First introduced by Rep. Ed Perlmutter, D-Colorado, the Secure And Fair Enforcement (SAFE) Banking Act simply states that deposit insurance cannot be cut off by federal authorities, nor can “any other adverse action” be taken against a financial institution for working with cannabis businesses in states and territories where marijuana use is permitted.
A great number of Democrats from Southern California were among the 206 co-sponsors of the bill, as was GOP Rep. Duncan Hunter of San Diego. Rep. Katie Porter, D-Irvine, also introduced an amendment making it clear that new banks and credit unions would be protected by the bill too.
If you need help doing business with a cannabis dispensary, our Orange County marijuana business attorneys can assist you in navigating this tricky legal terrain.
A Strong First Step
While the SAFE Banking Act still faces opposition from civil rights advocates and cannabis challengers alike, the September outcome is an encouraging first step for business owners trying to grow their marijuana operations.
Those in favor of the vote believe the proposed cannabis banking law will:
- Increase public safety;
- Provide more transparency; and
- Relieve the financial pinch the marijuana industry has endured thus far.
Even though federal law still considers marijuana use illegal, the legislation passed in the Democrat-controlled chamber, 321-103.
Now the Republican-controlled Senate will deliberate over the SAFE Banking Act, where amendments may be made. Then it is unclear whether President Donald Trump will support the version of the bill that reaches him for final sign off.
To help appease the more conservative GOP senators, Democrats added provisions to help get the bill over the line. Backers of the bill also hope the increasing public support for legalized marijuana could also influence positions of senators now seeking 2020 re-elections.

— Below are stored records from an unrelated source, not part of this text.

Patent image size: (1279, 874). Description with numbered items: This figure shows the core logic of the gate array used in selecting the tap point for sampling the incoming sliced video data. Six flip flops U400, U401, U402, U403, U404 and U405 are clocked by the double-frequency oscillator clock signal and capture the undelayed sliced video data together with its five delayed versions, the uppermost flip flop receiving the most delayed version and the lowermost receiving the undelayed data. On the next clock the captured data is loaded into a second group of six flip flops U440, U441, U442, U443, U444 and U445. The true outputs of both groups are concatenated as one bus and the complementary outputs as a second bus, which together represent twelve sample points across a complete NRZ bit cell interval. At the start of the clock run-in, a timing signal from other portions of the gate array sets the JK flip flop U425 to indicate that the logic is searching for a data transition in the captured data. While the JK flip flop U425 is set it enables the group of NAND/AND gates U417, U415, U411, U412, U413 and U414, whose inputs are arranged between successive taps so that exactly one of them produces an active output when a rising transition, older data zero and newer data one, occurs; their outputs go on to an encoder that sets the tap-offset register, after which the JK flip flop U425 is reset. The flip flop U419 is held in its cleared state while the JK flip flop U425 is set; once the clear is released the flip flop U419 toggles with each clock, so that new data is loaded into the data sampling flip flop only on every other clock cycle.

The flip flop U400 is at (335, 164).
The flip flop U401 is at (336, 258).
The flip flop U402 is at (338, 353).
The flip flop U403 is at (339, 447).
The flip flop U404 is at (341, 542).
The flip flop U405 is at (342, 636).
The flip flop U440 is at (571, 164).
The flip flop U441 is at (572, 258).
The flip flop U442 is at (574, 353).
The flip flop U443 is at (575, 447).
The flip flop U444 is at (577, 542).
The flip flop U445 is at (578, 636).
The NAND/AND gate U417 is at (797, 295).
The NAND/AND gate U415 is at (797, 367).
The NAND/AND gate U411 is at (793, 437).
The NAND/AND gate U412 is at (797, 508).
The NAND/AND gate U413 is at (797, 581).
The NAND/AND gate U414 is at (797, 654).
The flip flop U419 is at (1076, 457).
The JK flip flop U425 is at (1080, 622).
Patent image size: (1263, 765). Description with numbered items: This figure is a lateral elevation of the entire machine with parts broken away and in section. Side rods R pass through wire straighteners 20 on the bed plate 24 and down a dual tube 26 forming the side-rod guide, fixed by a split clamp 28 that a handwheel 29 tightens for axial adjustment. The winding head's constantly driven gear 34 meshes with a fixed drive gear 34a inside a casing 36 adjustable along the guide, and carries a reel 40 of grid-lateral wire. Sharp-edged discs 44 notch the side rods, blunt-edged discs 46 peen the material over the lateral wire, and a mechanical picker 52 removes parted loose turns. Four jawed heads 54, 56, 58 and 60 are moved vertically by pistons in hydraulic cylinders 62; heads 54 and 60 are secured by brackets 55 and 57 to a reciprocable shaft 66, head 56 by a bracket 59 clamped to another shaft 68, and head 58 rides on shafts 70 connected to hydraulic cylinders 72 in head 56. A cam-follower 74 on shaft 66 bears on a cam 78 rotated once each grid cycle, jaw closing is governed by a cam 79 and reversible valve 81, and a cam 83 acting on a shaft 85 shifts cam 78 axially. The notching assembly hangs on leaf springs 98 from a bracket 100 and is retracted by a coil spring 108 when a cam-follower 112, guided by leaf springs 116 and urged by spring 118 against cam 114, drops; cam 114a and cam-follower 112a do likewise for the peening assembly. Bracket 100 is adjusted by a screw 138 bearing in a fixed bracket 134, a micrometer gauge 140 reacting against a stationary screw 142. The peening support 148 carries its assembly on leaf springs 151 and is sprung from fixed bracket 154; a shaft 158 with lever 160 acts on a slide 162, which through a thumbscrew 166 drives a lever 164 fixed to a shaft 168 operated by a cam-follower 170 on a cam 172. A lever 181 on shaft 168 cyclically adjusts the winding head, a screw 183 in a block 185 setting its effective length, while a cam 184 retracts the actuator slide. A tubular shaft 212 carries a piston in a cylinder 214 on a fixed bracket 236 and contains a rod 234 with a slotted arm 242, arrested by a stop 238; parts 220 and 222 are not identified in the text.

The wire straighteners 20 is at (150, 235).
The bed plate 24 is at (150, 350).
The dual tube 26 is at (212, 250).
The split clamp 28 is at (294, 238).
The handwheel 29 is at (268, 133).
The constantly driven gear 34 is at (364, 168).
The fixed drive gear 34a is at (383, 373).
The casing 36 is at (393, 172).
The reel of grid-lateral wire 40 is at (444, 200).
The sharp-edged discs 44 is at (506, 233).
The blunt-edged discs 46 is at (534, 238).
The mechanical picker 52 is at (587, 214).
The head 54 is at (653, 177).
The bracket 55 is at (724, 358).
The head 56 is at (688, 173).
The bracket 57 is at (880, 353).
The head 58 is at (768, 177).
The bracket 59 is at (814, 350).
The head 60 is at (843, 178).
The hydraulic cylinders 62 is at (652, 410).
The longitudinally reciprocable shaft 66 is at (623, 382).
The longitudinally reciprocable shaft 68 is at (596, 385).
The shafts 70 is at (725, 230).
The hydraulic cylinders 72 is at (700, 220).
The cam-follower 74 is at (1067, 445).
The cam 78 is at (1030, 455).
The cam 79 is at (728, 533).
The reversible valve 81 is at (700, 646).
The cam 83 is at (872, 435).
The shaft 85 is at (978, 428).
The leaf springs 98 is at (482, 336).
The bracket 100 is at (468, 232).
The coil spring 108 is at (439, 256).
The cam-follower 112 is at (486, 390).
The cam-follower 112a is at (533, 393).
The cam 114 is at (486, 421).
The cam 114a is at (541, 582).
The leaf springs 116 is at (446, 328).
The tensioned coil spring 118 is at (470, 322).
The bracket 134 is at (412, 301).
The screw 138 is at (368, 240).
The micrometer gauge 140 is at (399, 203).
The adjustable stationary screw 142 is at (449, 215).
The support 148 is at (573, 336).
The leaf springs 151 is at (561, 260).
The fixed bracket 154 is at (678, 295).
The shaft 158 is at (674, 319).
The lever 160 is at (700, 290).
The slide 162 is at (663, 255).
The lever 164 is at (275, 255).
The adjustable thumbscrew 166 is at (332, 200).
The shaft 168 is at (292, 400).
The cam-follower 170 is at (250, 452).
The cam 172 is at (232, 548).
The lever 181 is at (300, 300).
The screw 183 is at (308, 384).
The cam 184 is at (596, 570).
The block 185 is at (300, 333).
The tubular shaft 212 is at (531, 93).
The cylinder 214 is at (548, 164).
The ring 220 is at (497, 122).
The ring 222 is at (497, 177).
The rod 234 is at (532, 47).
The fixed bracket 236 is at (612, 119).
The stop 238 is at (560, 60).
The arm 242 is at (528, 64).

Cannabis Businesses Need Banking Partners
The reason so many are so committed to seeing this bill pass though, is a real need exists for banking within the cannabis industry. That’s because while most marijuana business owners report having limited access to banking systems, so long as major banks sit on the sidelines, pot business owners cannot accept customer credit cards or fulfill electronic transactions, which essentially results in “cash-only” run businesses.
From there, two problems quickly arise: (1) operating solely in cash makes dispensaries immediate targets for crimes like robbery, and (2) cash only business make tax collection a lot more difficult. Another layer here, is that the cash-only nature of cannabis businesses also makes the industry ripe for money laundering, which ironically is the reason big banks were hesitant to do business with pot companies in the first place.
As cannabis entrepreneurs have little available to them in the way of traditional business loans, it is especially difficult for entrepreneurs to borrow capital to grow a business. On that note alone, the growth of the industry is somewhat reliant on establishing marijuana banking legislation that give banks the assurances they need that it is safe from them to extend their services to cannabis operations.
All of the issues limited banking opportunities pose for cannabis based businesses, can be overcome if the SAFE Banking Act becomes law. But the key question is, will financial institutions actually take advantage of the new law, assuming it is passed. If not, and if banks continue to keep their distance, will California policymakers then pursue state solutions in the next upcoming legislative session? Either way, the industry will continue watching intently.